Follow-Up and Monitoring
- Without Chest Tube:
- CXR at 24-72 hours post-ED discharge.
- Subsequent CXR at 1 week, 2 weeks, 4 weeks, 8 weeks, or until resolution.
- With Chest Tube:
- Daily CXR until resolution of air leak and removal of chest tube.
- Only a single view PA CXR is required.
- Increasing Symptoms or Pneumothorax Size:
- Return to the Emergency Department for further assessment.
Surgical Consultation
- Primary Spontaneous Pneumothorax (First Presentation):
- Often managed non-surgically.
- Recurrent Pneumothorax (2 or More Occurrences on Same Side):
- Thoracic surgery consultation is recommended.

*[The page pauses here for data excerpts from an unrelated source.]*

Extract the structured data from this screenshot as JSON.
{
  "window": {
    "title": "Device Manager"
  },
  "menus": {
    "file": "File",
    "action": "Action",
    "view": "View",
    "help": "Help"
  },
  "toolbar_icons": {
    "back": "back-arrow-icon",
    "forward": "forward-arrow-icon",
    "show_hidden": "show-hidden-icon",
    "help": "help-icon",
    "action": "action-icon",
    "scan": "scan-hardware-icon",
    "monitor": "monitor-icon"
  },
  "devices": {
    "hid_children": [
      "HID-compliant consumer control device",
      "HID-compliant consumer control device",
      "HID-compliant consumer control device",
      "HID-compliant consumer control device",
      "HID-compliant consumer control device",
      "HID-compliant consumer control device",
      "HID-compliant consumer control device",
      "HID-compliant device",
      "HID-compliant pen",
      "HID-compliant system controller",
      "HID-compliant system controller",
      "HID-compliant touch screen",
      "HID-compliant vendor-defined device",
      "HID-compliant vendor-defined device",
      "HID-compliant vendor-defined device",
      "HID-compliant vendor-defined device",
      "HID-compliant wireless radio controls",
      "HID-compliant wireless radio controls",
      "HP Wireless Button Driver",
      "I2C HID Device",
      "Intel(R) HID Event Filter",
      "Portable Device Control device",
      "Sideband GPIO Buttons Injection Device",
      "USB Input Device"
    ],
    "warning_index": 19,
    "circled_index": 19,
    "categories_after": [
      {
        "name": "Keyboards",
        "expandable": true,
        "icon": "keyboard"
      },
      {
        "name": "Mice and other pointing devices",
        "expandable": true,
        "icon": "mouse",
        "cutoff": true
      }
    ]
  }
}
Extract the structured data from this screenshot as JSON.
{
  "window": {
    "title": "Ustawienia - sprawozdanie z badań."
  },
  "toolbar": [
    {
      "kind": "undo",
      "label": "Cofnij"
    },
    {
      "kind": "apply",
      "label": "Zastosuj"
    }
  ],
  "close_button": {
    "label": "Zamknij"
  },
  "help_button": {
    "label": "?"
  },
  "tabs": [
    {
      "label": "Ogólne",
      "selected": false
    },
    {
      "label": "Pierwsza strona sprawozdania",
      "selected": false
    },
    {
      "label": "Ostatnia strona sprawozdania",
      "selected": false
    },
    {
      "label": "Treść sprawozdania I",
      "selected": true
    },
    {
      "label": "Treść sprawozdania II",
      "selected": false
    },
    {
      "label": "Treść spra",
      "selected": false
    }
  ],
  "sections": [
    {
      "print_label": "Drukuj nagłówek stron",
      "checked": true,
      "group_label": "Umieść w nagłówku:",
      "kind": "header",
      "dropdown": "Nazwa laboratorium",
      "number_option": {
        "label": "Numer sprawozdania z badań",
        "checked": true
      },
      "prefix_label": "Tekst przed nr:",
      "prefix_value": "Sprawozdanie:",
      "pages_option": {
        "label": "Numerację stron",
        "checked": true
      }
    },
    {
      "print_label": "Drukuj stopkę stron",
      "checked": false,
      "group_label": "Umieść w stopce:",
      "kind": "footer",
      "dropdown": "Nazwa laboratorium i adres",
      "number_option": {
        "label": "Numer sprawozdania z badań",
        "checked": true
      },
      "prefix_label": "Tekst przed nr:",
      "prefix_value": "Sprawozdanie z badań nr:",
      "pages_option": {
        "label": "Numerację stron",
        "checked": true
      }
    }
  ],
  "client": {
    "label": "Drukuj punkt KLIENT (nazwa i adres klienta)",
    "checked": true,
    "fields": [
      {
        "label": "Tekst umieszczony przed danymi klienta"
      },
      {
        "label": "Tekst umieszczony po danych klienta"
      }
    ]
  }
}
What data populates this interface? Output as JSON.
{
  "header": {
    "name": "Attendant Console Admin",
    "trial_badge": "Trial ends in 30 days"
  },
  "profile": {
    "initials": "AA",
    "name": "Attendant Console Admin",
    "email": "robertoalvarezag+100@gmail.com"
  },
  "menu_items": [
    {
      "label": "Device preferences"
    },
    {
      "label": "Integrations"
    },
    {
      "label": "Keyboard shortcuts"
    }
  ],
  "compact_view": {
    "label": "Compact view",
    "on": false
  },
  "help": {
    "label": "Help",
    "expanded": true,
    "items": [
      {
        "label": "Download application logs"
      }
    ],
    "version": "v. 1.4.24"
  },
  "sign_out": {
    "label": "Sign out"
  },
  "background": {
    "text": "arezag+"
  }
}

Considerations Regarding Air Travel
- Risks Associated with Flying:
- Expansion of Trapped Air: At high altitudes, the decrease in atmospheric pressure can cause expansion of the air trapped in the pleural space, leading to a worsening pneumothorax or recurrence.
- Hypoxia: Reduced cabin pressure and lower oxygen levels can exacerbate respiratory issues.
- Recommendations for Air Travel:
- Avoid Air Travel: Patients should avoid flying until complete resolution of the pneumothorax is confirmed by clinical examination and imaging.
- Wait Period: Generally, air travel is not recommended for at least 2-4 weeks after a spontaneous pneumothorax, and only after a follow-up chest X-ray confirms full resolution.
- Medical Clearance: Obtain clearance from a healthcare provider before flying.
- Emergency Precautions: Inform the airline and ensure access to emergency medical care if needed during the flight.